6. dereceden müfettişken istifa ettim. 14 yıldır da özel sektörde çalışıyorum. Ben yeşil pasaport alabilir miyim?

Daha önceki yazılarımızda yeşil pasaportla ilgili mevzuattaki açıklıklardan nasıl yararlanıldığını izah etmiş ve önerilerimizi sıralamış, yeşil pasaport alabilmek için memur unvanlı kadrolarda çalışanların VHKİ kadrolarına geçirilerek bu haktan nasıl yararlandırıldığını örneklerle açıklamıştık.

Bu çerçevede, 5682 sayılı Pasaport Kanunu'nun 14/A maddesinde yeşil pasaport olarak bilinen hususi damgalı pasaport hakkından yararlanacak kamu görevlileri tek tek sayılmıştır. Buna göre yeşil pasaport hakkından, birinci, ikinci ve üçüncü derece kadrolarda bulunan veya bu kadrolar karşılık gösterilmek veya T.C. Emekli Sandığı ile ilgilendirilip emekli kesenekleri bu derecelerden kesilmek suretiyle sözleşmeli olarak çalıştırılan Devlet memurları ve diğer kamu görevlileri ile birinci derece kadro ile emekliliğe hak kazanmış olan belediye başkanları ile bunlardan emeklilik veya çekilme sebebiyle görevden ayrılmış olanlar yararlanmaktadır. Başka bir ifadeyle, yeşil pasaport alma hakkına sahipken istifa eden kamu görevlileri müstafi durumdayken de yeşil pasaport hakkından yararlanabilecektir.

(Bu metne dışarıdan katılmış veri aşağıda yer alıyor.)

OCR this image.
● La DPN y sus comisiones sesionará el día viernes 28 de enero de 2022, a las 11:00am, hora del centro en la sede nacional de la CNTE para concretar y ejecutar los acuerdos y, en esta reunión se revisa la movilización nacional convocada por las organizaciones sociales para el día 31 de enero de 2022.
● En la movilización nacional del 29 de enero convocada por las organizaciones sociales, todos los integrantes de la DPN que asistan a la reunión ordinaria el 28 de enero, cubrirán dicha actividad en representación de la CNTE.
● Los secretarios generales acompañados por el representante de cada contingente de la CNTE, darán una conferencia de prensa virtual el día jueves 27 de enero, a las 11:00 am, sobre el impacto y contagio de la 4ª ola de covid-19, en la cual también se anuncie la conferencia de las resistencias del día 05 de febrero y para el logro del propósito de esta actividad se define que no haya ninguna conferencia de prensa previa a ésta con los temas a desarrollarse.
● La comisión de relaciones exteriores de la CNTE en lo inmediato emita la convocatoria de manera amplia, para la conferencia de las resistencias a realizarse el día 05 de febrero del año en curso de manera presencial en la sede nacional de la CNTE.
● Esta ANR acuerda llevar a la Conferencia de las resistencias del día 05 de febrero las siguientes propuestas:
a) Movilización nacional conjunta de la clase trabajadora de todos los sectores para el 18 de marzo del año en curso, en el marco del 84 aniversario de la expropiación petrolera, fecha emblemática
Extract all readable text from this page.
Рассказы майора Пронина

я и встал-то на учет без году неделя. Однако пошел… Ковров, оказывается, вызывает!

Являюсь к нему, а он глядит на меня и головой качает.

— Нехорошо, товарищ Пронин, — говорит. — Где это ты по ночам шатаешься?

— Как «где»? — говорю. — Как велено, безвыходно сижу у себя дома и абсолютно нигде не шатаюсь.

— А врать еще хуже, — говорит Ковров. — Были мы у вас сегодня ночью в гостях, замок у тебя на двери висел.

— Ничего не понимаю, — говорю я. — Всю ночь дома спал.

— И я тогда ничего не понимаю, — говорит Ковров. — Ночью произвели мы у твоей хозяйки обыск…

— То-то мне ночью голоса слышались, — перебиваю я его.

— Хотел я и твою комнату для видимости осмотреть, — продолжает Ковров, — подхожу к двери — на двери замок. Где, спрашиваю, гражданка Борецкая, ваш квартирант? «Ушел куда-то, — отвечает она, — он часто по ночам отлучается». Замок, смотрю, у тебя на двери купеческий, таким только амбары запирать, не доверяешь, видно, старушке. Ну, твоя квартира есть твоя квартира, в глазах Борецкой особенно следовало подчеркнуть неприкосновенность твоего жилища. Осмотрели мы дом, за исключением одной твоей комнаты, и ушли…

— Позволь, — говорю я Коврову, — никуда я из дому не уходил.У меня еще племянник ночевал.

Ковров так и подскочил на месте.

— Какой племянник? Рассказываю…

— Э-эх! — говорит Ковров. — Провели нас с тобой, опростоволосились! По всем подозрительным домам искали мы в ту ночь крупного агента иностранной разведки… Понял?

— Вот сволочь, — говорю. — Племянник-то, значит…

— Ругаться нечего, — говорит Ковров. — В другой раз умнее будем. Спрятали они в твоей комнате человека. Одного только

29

Bu kanunun ek 4'üncü maddesinde; "Devlet memuru olarak 1'inci, 2'nci ve 3'üncü derece kadrolarda bulunup da hususi damgalı pasaport almaya hakkı olan devlet memurları ile subay ve astsubayların taşıdıkları unvan ve/veya rütbeleri taşımakla beraber 1'inci, 2'nci ve 3'üncü derece kadroları almadan emekli olan veya ayrılanlardan devlet memuriyetindeki hizmet süreleri, taşıdığı unvan ve/veya rütbeleri itibariyle bugün hususi damgalı pasaport almaya hak kazananlar emsal alınmak suretiyle bunlara da hususi pasaport verilir" hükmüne yer verilmiştir.

Bu hükümler birlikte değerlendirildiğinde yeşil pasaport hakkı için birinci, ikinci veya üçüncü dereceli kadroları müktesep hak olarak elde etmek değil, bu derecelere atanmak yeterli olduğundan 657 sayılı Kanun'un 68/B maddesi kapsamında ilk üç dereceli kadrolara atananlar da bu haktan yararlanabilecektir. Ancak, sizin durumunuzun bu şartlara ve açıklamalarımıza uymadığı için yeşil pasaport alamayacağınızı düşünüyoruz. Hatta uygulamada 1'inci dereceli kadrolu unvanlarda yıllarca bulunduktan sonra memur unvanlı kadroya atandıktan sonra emekli olanlara dahi yeşil pasaport verilmediğini de belirtmek isteriz.